Original article in Korean is at this link.

In the future, you may wind up reading articles written by student journalists in a joint project. Student journalists, unable to freely meet and communicate, were unable work together and complete whatever journalistic feat they desired. From those difficult times to now, joint projects allow student journalists, who don’t know adult journalists, to report on the student society that older people don’t know about.

This is the story about what happened to a group of teenaged student journalists last August. They were teen mothers and North Korean escapees, normally ostracized at school. That shows the advantages of student journalists. When they pretended I was their news source they asked me all sorts of questions about specific situations and emotions, but when they interviewed their peers they were much more easily able to make empathic connections.

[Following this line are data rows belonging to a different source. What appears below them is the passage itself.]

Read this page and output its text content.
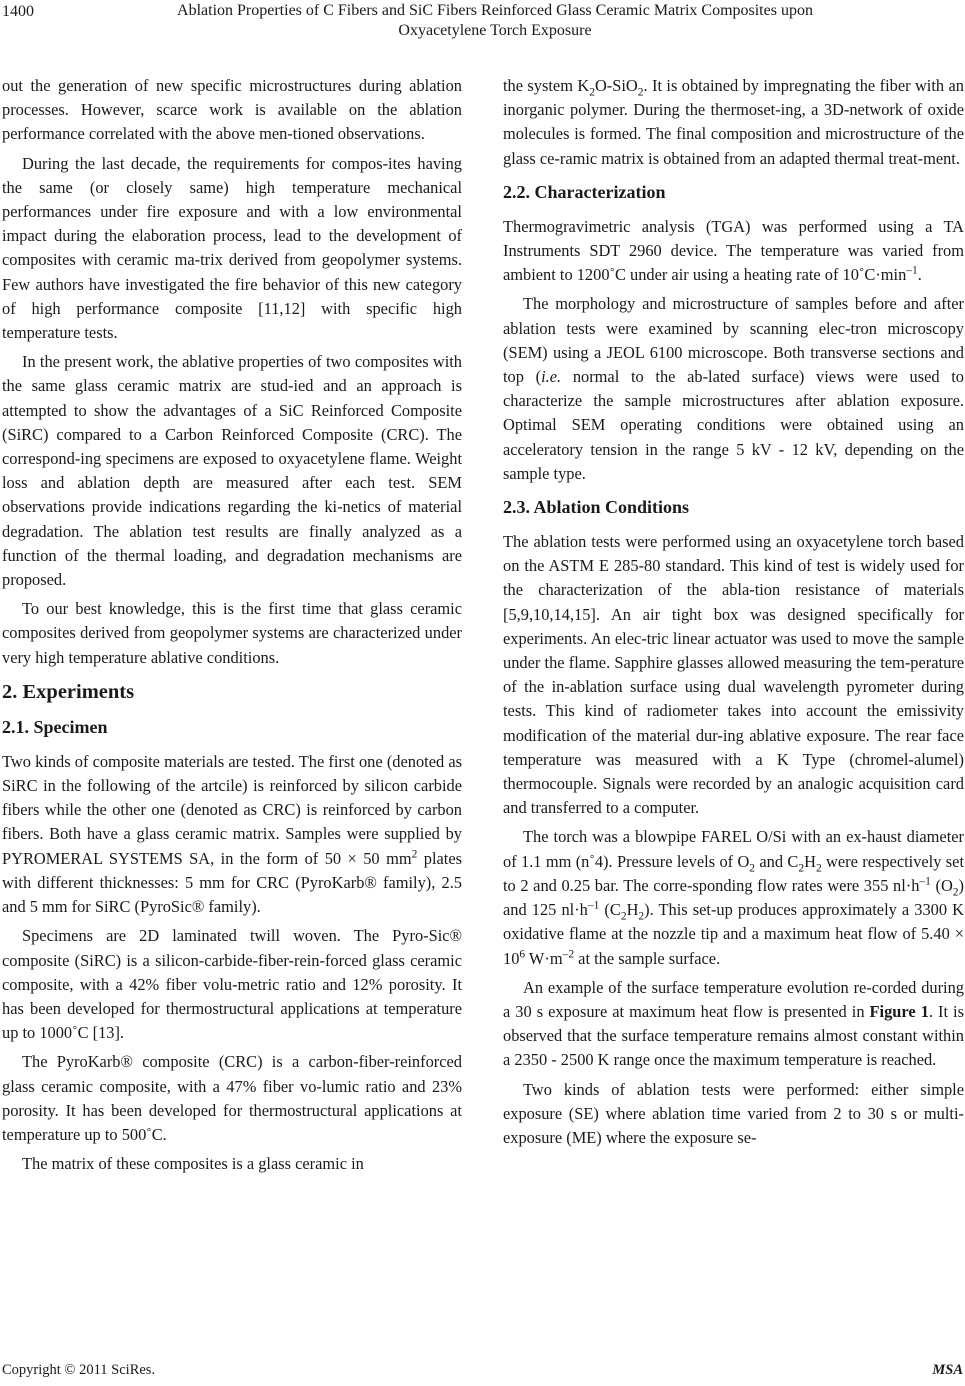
1400	Ablation Properties of C Fibers and SiC Fibers Reinforced Glass Ceramic Matrix Composites upon
Oxyacetylene Torch Exposure

out the generation of new specific microstructures during ablation processes. However, scarce work is available on the ablation performance correlated with the above men-tioned observations.

During the last decade, the requirements for compos-ites having the same (or closely same) high temperature mechanical performances under fire exposure and with a low environmental impact during the elaboration process, lead to the development of composites with ceramic ma-trix derived from geopolymer systems. Few authors have investigated the fire behavior of this new category of high performance composite [11,12] with specific high temperature tests.

In the present work, the ablative properties of two composites with the same glass ceramic matrix are stud-ied and an approach is attempted to show the advantages of a SiC Reinforced Composite (SiRC) compared to a Carbon Reinforced Composite (CRC). The correspond-ing specimens are exposed to oxyacetylene flame. Weight loss and ablation depth are measured after each test. SEM observations provide indications regarding the ki-netics of material degradation. The ablation test results are finally analyzed as a function of the thermal loading, and degradation mechanisms are proposed.

To our best knowledge, this is the first time that glass ceramic composites derived from geopolymer systems are characterized under very high temperature ablative conditions.

2. Experiments
2.1. Specimen

Two kinds of composite materials are tested. The first one (denoted as SiRC in the following of the artcile) is reinforced by silicon carbide fibers while the other one (denoted as CRC) is reinforced by carbon fibers. Both have a glass ceramic matrix. Samples were supplied by PYROMERAL SYSTEMS SA, in the form of 50 × 50 $mm^2$ plates with different thicknesses: 5 mm for CRC (PyroKarb® family), 2.5 and 5 mm for SiRC (PyroSic® family).

Specimens are 2D laminated twill woven. The Pyro-Sic® composite (SiRC) is a silicon-carbide-fiber-rein-forced glass ceramic composite, with a 42% fiber volu-metric ratio and 12% porosity. It has been developed for thermostructural applications at temperature up to 1000˚C [13].

The PyroKarb® composite (CRC) is a carbon-fiber-reinforced glass ceramic composite, with a 47% fiber vo-lumic ratio and 23% porosity. It has been developed for thermostructural applications at temperature up to 500˚C.

The matrix of these composites is a glass ceramic in

the system $K_2O-SiO_2$. It is obtained by impregnating the fiber with an inorganic polymer. During the thermoset-ing, a 3D-network of oxide molecules is formed. The final composition and microstructure of the glass ce-ramic matrix is obtained from an adapted thermal treat-ment.

2.2. Characterization

Thermogravimetric analysis (TGA) was performed using a TA Instruments SDT 2960 device. The temperature was varied from ambient to 1200˚C under air using a heating rate of $10˚C\cdot\min^{-1}$.

The morphology and microstructure of samples before and after ablation tests were examined by scanning elec-tron microscopy (SEM) using a JEOL 6100 microscope. Both transverse sections and top (i.e. normal to the ab-lated surface) views were used to characterize the sample microstructures after ablation exposure. Optimal SEM operating conditions were obtained using an acceleratory tension in the range 5 kV - 12 kV, depending on the sample type.

2.3. Ablation Conditions

The ablation tests were performed using an oxyacetylene torch based on the ASTM E 285-80 standard. This kind of test is widely used for the characterization of the abla-tion resistance of materials [5,9,10,14,15]. An air tight box was designed specifically for experiments. An elec-tric linear actuator was used to move the sample under the flame. Sapphire glasses allowed measuring the tem-perature of the in-ablation surface using dual wavelength pyrometer during tests. This kind of radiometer takes into account the emissivity modification of the material dur-ing ablative exposure. The rear face temperature was measured with a K Type (chromel-alumel) thermocouple. Signals were recorded by an analogic acquisition card and transferred to a computer.

The torch was a blowpipe FAREL O/Si with an ex-haust diameter of 1.1 mm (n˚4). Pressure levels of $O_2$ and $C_2H_2$ were respectively set to 2 and 0.25 bar. The corre-sponding flow rates were 355 $nl\cdot h^{-1}$ $(O_2)$ and 125 $nl\cdot h^{-1}$ $(C_2H_2)$. This set-up produces approximately a 3300 K oxidative flame at the nozzle tip and a maximum heat flow of $5.40 \times 10^6$ $W\cdot m^{-2}$ at the sample surface.

An example of the surface temperature evolution re-corded during a 30 s exposure at maximum heat flow is presented in Figure 1. It is observed that the surface temperature remains almost constant within a 2350 - 2500 K range once the maximum temperature is reached.

Two kinds of ablation tests were performed: either simple exposure (SE) where ablation time varied from 2 to 30 s or multi-exposure (ME) where the exposure se-

Copyright © 2011 SciRes.	MSA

In fact, this reporter saw that, being of the same age group, they could show things that I could not since I lack the same understanding. Teen moms have dreams and go to hagwons to study for the university entrance exams, for instance.

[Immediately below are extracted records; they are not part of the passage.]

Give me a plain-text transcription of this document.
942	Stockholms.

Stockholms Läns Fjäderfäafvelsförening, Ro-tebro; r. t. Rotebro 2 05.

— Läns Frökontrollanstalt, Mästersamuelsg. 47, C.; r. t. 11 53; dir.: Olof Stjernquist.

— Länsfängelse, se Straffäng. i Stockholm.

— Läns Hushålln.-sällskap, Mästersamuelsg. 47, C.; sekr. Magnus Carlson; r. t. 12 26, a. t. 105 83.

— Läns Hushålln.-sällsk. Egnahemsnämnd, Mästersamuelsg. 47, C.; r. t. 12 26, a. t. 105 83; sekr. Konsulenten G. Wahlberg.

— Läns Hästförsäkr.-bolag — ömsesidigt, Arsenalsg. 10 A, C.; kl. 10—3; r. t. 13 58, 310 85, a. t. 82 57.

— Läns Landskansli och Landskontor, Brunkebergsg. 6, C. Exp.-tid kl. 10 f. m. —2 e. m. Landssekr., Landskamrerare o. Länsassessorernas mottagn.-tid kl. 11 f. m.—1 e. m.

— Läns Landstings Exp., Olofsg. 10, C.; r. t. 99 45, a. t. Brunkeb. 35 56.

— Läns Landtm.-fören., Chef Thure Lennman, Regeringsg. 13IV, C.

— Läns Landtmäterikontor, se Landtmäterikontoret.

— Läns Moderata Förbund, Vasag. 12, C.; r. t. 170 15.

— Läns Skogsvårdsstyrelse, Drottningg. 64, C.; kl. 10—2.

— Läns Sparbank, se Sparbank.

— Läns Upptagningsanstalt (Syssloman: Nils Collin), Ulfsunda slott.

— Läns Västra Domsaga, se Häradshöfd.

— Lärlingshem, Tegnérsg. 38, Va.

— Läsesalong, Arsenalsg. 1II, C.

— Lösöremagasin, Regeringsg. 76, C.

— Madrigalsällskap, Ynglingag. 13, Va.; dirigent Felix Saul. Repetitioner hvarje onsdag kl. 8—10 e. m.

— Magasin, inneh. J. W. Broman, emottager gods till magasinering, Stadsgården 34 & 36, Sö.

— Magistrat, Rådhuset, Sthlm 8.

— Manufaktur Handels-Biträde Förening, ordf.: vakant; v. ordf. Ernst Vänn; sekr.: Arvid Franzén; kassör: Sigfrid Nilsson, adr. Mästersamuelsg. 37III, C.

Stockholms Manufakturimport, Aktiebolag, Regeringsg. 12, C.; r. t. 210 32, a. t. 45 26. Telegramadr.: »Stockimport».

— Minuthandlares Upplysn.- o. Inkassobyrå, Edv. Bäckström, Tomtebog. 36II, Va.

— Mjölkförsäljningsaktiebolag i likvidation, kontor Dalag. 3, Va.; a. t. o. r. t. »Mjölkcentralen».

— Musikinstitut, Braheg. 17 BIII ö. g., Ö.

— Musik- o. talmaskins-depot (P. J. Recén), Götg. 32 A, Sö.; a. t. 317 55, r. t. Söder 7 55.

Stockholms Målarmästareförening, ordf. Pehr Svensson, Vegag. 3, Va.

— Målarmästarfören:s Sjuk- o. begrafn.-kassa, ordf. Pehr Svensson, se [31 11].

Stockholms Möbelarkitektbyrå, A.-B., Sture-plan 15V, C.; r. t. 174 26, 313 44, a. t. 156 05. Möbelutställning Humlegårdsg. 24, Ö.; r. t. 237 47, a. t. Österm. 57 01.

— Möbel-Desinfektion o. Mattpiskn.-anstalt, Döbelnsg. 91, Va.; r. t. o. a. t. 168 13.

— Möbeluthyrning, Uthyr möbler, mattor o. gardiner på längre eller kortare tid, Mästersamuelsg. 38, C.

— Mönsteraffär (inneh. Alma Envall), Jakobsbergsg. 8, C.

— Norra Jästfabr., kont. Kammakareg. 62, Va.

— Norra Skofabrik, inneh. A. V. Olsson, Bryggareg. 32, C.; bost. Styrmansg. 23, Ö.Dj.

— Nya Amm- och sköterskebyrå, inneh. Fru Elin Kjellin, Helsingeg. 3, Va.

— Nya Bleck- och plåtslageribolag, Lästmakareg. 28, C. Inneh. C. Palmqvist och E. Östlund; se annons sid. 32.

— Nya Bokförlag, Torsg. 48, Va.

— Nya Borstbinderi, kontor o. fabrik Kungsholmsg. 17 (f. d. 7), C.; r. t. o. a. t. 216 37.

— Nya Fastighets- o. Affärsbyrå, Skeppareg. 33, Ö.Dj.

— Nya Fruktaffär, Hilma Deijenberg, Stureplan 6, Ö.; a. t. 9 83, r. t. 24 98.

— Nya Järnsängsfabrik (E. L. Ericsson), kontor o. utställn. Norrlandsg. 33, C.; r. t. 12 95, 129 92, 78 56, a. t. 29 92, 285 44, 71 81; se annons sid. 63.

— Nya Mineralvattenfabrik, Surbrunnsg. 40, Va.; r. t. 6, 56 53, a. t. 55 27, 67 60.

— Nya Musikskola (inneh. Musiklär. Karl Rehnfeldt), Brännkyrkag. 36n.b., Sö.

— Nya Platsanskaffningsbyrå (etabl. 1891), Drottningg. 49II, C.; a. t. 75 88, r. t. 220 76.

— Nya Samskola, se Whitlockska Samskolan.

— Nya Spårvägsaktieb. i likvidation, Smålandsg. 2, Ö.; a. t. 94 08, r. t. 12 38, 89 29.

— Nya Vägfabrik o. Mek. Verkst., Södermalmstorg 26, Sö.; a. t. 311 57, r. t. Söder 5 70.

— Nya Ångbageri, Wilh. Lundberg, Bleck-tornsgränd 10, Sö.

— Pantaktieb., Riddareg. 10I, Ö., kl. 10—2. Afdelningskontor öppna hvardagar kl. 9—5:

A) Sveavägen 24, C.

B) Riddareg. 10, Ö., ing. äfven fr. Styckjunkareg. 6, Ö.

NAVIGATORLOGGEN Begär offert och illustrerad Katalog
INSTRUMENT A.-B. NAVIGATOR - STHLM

They have a multitude of stories to tell about their completely different lives, despite being of the same age or gender. When interviewing someone placed into difficult circumstances, rather than reacting with pity they simply continued to inquire, “how did this happen to you?” and showed a true journalistic ebility to draw out the difficult aspects of a story.

When it comes to diverse issues such as the experiences of teen mothers in the classroom, social support for teen mothers, the problems of superficial sex education, and the stories of teens from North Korea, I was deeply impressed with the student journalists’ abilities to express their points of view.

Stories written by student journalists and adult journalists may be different, but adult journalists have a strong tendency to focus on one truth and focus on that one to the exclusion of others. In my case, I wrote on article focusing on the limits placed on teen mothers in the classroom. This is due to the fact that full educational rights are not provided to them in the schools, and this is the greatest harm done to teenage mothers. Furthermore, they say, another problem is the very small amount of independence-promotion money they have, which prevents them from going to hagwons.